The world’s largest asset manager has a new multibillion-dollar renewable energy fund in the works, and a good chunk of it may go to batteries.
Long a major global investor in wind and solar energy, BlackRock has more recently begun buying into energy storage projects — including its acquisition last year of GE’s distributed solar and storage business.
Looking out over the next few years, energy storage is one market “where we’ll see the opportunity set expand,” said Martin Torres, managing director and head of the Americas at BlackRock’s renewables group.
A transformed investment landscape
BlackRock shook the financial universe this month when CEO Larry Fink said the company will put sustainability at the “center” of its investment approach.
Exactly what Fink’s announcement will mean for BlackRock’s fossil fuel investments remains to be seen. But in the realm of renewables, at least, BlackRock’s green bona fides need little burnishing.

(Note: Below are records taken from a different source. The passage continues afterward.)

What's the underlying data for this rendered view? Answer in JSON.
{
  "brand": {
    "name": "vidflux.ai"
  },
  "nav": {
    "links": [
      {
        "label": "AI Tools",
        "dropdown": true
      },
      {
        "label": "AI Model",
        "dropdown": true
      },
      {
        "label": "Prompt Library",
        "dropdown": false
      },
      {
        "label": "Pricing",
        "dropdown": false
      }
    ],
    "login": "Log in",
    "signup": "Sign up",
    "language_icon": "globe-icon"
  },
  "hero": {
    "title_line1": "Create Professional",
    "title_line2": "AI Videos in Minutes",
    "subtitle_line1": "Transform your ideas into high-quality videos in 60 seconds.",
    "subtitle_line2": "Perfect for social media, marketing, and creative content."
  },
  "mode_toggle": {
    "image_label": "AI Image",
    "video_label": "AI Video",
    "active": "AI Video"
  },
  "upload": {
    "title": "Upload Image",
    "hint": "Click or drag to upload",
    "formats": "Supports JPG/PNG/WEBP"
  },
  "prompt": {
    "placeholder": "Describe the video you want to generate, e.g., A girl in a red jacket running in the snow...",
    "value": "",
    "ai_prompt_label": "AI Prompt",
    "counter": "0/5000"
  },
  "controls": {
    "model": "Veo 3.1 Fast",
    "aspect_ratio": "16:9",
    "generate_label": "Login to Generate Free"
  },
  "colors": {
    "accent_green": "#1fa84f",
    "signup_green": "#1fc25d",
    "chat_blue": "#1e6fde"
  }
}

BlackRock launched its first equity fund targeting renewables in 2011; since then it’s played a major role in convincing institutional investors — think pension plans, insurance companies and endowments — to look at wind and solar like they would any other infrastructure asset: boring, safe, predictably lucrative.

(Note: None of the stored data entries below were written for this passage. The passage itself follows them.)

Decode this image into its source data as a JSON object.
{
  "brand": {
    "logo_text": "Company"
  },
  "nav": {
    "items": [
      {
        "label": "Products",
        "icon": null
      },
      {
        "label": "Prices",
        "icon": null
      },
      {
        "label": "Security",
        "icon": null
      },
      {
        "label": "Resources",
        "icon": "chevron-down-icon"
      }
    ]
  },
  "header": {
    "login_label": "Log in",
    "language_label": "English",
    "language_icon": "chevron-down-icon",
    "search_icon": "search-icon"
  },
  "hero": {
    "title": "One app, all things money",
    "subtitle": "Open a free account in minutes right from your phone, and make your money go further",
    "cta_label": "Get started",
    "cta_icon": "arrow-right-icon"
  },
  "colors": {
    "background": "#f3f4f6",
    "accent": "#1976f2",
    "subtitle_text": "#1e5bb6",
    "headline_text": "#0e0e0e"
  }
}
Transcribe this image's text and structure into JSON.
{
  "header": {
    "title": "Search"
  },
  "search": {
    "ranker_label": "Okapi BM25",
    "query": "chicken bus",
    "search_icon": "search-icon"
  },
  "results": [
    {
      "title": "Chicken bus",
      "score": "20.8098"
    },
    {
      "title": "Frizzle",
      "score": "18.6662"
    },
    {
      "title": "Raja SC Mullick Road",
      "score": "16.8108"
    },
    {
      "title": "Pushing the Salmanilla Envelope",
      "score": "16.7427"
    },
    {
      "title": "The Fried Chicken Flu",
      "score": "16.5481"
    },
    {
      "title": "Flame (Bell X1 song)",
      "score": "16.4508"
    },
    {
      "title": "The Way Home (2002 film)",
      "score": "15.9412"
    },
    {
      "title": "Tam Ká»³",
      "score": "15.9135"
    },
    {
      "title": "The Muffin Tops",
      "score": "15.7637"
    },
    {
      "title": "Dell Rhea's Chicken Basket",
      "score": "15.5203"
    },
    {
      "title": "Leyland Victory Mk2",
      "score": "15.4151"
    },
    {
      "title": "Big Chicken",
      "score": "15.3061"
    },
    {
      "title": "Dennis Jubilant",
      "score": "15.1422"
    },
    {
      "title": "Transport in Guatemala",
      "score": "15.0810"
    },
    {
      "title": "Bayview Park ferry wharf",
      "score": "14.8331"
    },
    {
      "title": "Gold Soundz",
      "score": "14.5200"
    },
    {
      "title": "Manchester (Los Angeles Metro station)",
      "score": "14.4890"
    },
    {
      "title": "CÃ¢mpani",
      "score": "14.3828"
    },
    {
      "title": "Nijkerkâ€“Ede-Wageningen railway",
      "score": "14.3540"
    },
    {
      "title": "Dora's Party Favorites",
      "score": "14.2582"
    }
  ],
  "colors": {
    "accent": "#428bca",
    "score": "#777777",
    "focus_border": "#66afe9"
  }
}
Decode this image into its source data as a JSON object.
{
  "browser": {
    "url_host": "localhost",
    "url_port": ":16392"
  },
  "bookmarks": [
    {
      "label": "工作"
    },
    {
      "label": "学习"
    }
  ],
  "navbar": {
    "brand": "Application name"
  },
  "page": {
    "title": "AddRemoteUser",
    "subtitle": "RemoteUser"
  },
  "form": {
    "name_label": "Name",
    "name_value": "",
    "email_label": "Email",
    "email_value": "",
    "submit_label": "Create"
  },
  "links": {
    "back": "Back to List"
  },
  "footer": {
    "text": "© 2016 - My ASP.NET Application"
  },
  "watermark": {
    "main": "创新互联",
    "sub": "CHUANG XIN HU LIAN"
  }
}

Since 2011, BlackRock claims to have channeled $5.5 billion into more than 250 wind and solar projects around the world, a fleet that generates enough power to keep the lights on in Spain. And its appetite for renewables investment keeps growing.

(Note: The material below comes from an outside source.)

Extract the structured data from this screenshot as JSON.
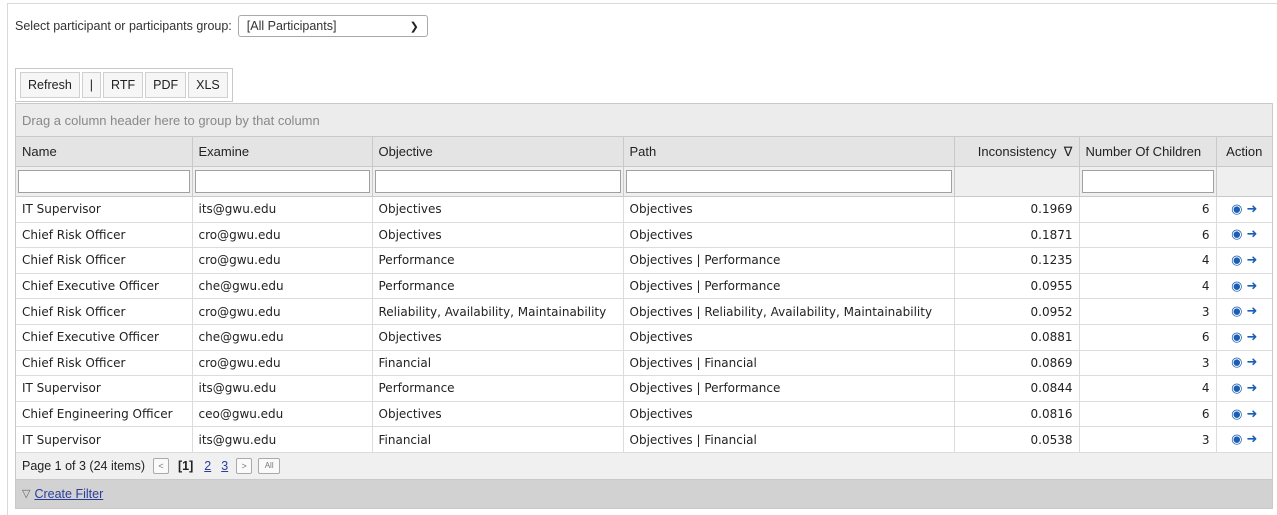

BlackRock’s first renewables private-equity fund drew around $600 million of commitments from big investors. The second, launched a few years later, brought in $1.65 billion.
With its third “vintage,” known as the Global Renewable Power III fund (GRP III), BlackRock is targeting $2.5 billion of commitments; in December it announced a record $1 billion “first close,” meaning the fund can begin making investments even as it continues to bring in more capital.
The difference between how the investing world looked at renewable energy a decade ago and the view it takes today is striking.
In 2011, BlackRock was the only big asset manager offering a renewables-only equity fund. The idea was to offer clients a “niche strategy” in what was then commonly referred to as “alternative energy.” And it wasn’t an easy sell.
“People had these negative storylines in their head,” Torres said, noting Solyndra’s high-profile bankruptcy in 2011. “We really had to focus on the underlying economics of the projects and analogizing to regular infrastructure.”
Nearly a decade later, the landscape is almost unrecognizably altered.
Today, “you can’t have a conversation around investing in infrastructure without talking about renewables,” Torres said. “It’s now the single largest area of private-market investable opportunities for infrastructure globally.”